Effect of inoculum size on streptokinase production. Data represent mean ± SD (n = 3); P < 0.05

The increase in the production of streptokinase using small inoculum sizes could have been due to the higher surface area to volume ratio, which might have resulted in the increased production of enzyme (Rahman et al. 2005). Therefore, high inoculum sizes do not necessarily give higher streptokinase yield.

In addition, an improved distribution of dissolved oxygen and more effective uptake of nutrients might have contributed to a higher streptokinase yield. If the inoculum sizes are very small, insufficient number of bacteria would lead to a reduced amount of secreted enzyme. However, higher inoculum sizes could lead to or cause a lack of oxygen and depletion of nutrients in the culture medium (Shafee et al. 2005).

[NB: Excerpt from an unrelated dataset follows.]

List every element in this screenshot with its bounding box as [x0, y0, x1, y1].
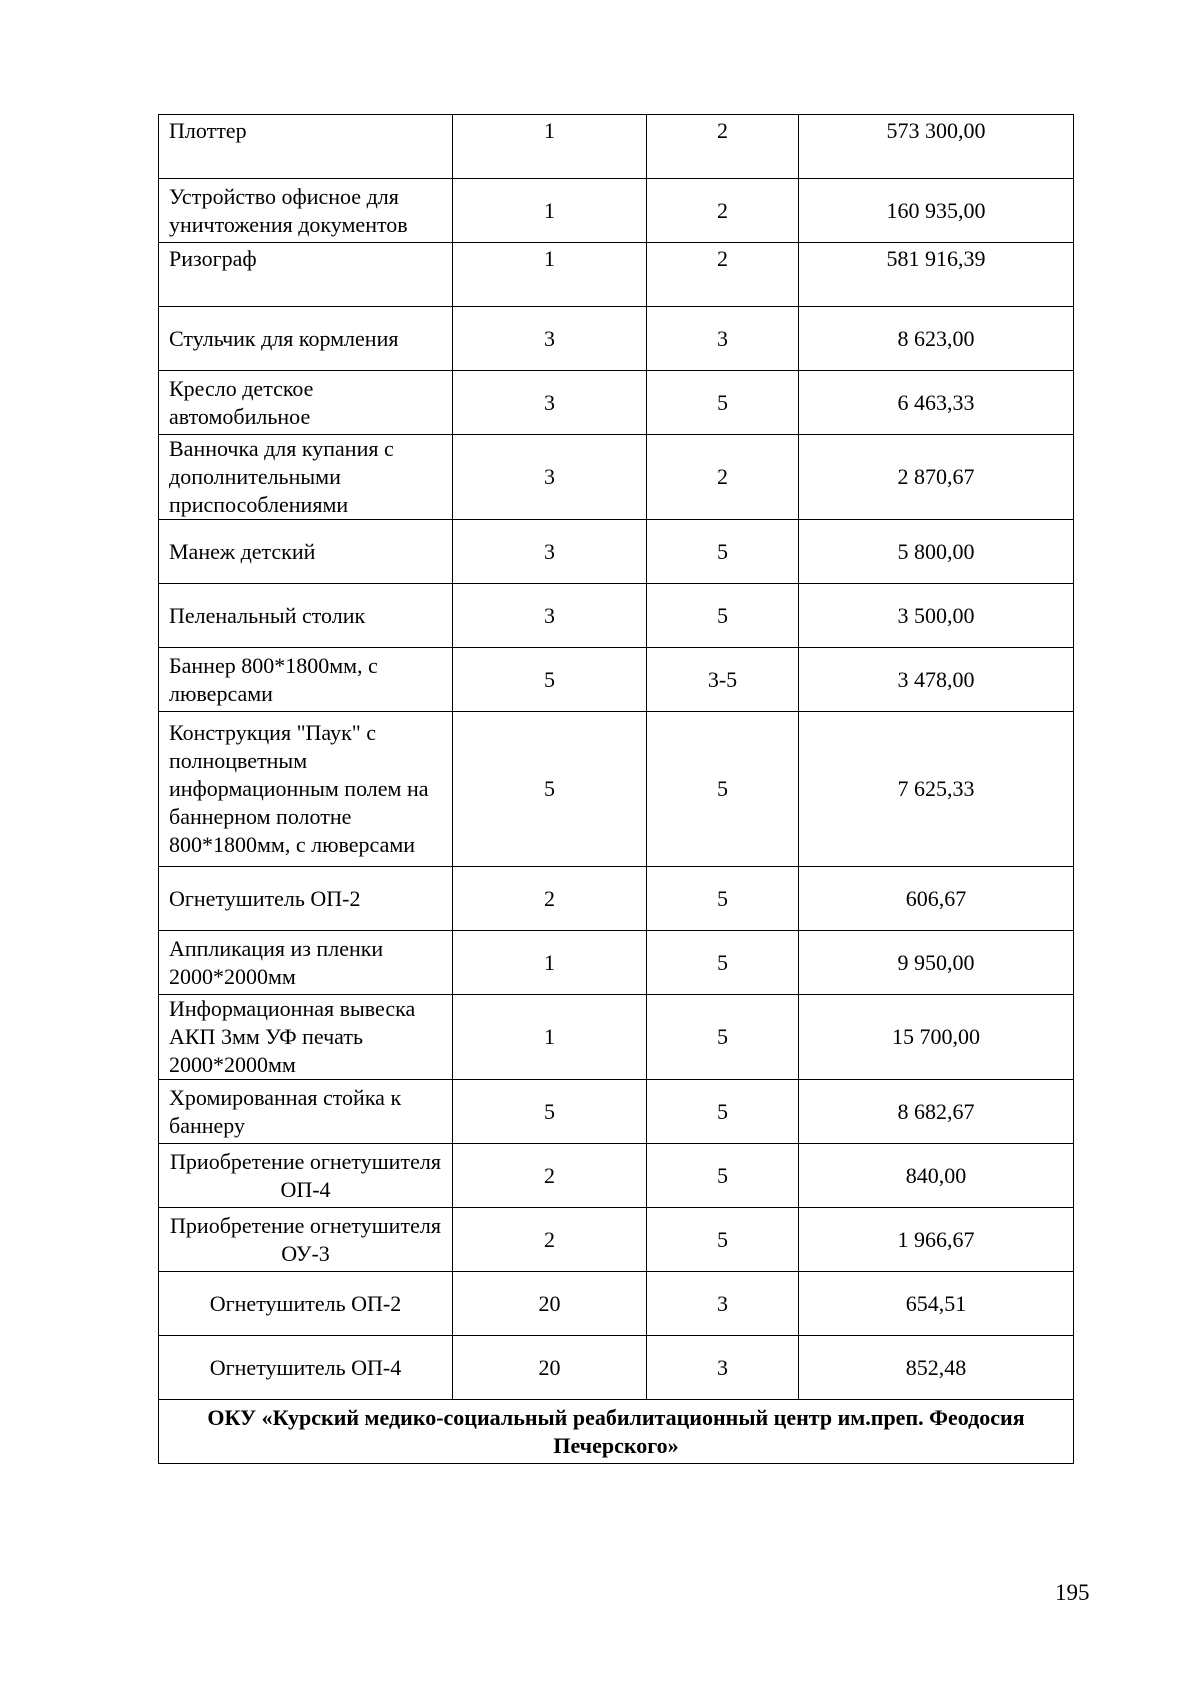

Chemically defined media for growing group A streptococci have been developed to require only small inocula and without the need for a prior adaptation regimen. The doubling times of the streptococci in such media can be comparable to those in complex media (McCoy et al. 1991). Similar to our results, Karimi et al. (2011) found that the bacterial strain S. equisimilis H46A (ATCC 12449) produced relatively high yields of streptokinase by the use of 1 % inoculation, pH adjustment and glucose feeding as compared to 10 % inoculation and pH adjustment. While optimizing the batch fermentation parameters involved in streptokinase production from S. pyogenes, it was concluded that concentration of corn steep liquor and ageing period of the producing strain were the parameters which had positive significant effect on enzyme yield while inoculum volume had negative significant effect on its yield (Patel et al. 2011).

Conclusions

From the present study it could be inferred that streptokinase production by S. dysgalactiae subsp. equisimilis SK-6 was influenced by chemical and physical parameters such as surfactants, growth promoters, trace elements, incubation period and volume of inoculum. Incorporation of non-ionic surfactant Tween 80, vitamin, amino acid and trace elements such as thiamine, glycine, MgSO4 and FeSO4 enhanced the enzyme yield. 48 h of incubation with 1 % (v/v) inoculum size enhanced streptokinase yield. The strain S. dysgalactiae subsp. equisimilis SK-6 may be successfully utilized for streptokinase production.